A layer to carry information about that object, other than more or less raw sensory information. Say the knowledge that this meat has been in the ground for some weeks. Leaving aside the far northern custom of burying seagulls for a bit, to ripen them up for eating.

At least one layer to carry the bodily sensations arising from the disgust. Possibly muscular sensations from the face, particularly from the mouth and throat. Possibly from the stomach, further down the alimentary canal.

Possibly located in the same space as the object of disgust on its layer.

Once again, work in progress.

Conclusions

All in all, a fascinating subject. A fascinating way of looking at what we really are. A fascination which I have attempted to share.

PS: with the snap of spring flowers being taken this morning, outside South Lodge, on the edge of the St. Ebba’s estate. Not disgusting at all.

References

Reference 1:  The People We Know Best: Readers love fictional characters almost as if they were real people: Literary scholars are just starting to take them more seriously - Evan Kindley/NYRB - 2021. March 25, 2021 issue.

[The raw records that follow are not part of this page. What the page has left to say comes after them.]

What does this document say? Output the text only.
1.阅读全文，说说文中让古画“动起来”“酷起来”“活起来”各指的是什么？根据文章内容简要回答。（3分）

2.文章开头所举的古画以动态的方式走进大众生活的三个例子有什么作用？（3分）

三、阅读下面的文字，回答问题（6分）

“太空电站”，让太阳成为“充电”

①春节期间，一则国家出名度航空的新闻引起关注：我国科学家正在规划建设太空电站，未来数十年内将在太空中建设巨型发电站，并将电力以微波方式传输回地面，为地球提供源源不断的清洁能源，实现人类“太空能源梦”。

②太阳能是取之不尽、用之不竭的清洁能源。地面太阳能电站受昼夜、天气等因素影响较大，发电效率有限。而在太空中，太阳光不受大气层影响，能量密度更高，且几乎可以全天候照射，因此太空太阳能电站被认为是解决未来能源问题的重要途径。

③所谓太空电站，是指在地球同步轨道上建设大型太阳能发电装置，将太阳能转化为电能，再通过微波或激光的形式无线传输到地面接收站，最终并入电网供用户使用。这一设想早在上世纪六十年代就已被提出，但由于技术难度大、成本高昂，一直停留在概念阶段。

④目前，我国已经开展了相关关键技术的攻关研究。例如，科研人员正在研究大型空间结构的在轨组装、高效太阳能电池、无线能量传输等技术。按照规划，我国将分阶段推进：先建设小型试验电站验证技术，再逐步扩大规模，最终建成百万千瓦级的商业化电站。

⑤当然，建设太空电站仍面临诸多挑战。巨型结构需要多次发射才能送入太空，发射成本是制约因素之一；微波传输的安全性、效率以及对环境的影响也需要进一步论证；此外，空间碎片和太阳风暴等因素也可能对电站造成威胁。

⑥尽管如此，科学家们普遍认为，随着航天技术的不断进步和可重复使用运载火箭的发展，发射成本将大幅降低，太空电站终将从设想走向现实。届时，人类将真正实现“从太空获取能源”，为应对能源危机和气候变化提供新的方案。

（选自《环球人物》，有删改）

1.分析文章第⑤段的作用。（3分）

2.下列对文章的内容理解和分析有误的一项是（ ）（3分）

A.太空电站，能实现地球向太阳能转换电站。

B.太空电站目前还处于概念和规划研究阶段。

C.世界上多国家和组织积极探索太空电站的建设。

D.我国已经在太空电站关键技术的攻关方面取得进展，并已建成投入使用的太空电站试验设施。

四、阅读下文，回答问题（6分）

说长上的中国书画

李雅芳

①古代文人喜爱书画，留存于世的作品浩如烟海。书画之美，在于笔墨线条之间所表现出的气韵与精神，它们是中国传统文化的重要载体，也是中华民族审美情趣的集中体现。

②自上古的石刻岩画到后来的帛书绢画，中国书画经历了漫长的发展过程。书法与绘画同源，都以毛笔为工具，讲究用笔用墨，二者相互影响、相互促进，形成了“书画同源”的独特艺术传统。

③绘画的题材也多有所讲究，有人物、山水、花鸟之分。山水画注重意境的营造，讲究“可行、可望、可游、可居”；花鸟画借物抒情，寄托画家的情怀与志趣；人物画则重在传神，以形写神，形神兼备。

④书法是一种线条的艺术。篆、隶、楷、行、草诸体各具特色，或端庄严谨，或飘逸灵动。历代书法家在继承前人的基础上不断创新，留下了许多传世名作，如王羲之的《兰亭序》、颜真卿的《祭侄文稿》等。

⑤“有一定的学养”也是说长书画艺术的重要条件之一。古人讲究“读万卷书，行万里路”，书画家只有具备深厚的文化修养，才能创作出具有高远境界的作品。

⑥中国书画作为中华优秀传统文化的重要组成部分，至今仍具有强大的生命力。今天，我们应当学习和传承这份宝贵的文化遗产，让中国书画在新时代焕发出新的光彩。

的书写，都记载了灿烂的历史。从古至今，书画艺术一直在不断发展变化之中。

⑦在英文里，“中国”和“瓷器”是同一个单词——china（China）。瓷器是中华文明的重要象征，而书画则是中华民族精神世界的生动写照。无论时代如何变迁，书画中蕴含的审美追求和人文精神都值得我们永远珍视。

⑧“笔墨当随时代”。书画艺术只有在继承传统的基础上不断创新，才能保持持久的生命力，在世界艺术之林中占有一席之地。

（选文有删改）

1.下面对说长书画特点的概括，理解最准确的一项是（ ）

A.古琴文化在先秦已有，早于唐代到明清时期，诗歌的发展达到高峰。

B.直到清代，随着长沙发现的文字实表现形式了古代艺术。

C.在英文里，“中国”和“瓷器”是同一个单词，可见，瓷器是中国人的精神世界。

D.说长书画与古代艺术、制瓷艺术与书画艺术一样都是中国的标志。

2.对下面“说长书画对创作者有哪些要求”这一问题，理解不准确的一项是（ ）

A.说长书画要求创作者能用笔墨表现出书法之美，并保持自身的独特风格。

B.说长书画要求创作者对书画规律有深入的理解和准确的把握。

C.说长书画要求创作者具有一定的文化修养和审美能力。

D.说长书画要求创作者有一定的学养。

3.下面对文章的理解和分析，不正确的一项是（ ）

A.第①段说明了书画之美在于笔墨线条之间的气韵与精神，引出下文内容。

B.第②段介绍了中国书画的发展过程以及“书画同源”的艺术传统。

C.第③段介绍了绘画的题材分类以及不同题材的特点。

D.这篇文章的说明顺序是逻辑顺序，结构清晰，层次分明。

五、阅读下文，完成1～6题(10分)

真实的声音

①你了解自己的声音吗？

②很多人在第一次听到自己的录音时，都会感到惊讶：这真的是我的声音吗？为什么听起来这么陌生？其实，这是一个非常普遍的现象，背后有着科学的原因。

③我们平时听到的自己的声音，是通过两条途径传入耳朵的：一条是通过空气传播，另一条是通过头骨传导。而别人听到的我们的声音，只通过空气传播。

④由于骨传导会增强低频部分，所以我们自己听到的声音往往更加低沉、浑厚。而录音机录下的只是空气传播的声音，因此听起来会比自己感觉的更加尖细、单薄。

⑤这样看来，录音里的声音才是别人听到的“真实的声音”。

Reference 2: Descarte's baby: how the science of child development explains what makes us human – Paul Bloom – 2004.

Reference 3: The expression of emotions in man and animals – Darwin – 1872.

Reference 4: https://psmv4.blogspot.com/2019/07/more-monkey-life.html

Reference 5: Disgust and related aversions – Andras Angyal – 1941. An essay by a psychiatrist then working at a state hospital (what we would have called a mental hospital or an asylum) in Massachusetts. 

Reference 6: The Rituals of Dinner – Margaret Visser – 1991. 

Reference 7: The Geometry of Love – Margaret Visser – 2001. A more recent work by Visser, last noticed at reference 8.

Reference 8: http://pumpkinstrokemarrow.blogspot.com/2012/01/modern-marvels.html

Reference 9: https://psmv4.blogspot.com/2020/09/an-updated-introduction-to-lws-r.html

Reference 10: https://psmv4.blogspot.com/2021/03/the-legacy.html

Reference 11: Disgust - Rozin, Haidt, McCauley – 2000. An article in an encyclopedia; another useful source, including several pages of references. With reference 5 above being the second of them.

Reference 12: Avoidance of biological contaminants through sight, smell and touch in chimpanzees – Cecile Sarabian, Barthelemy Ngoubangoye and Andrew J. J. MacIntosh – 2017. Royal Society Open Science. Some evidence here that chimpanzees do disgust.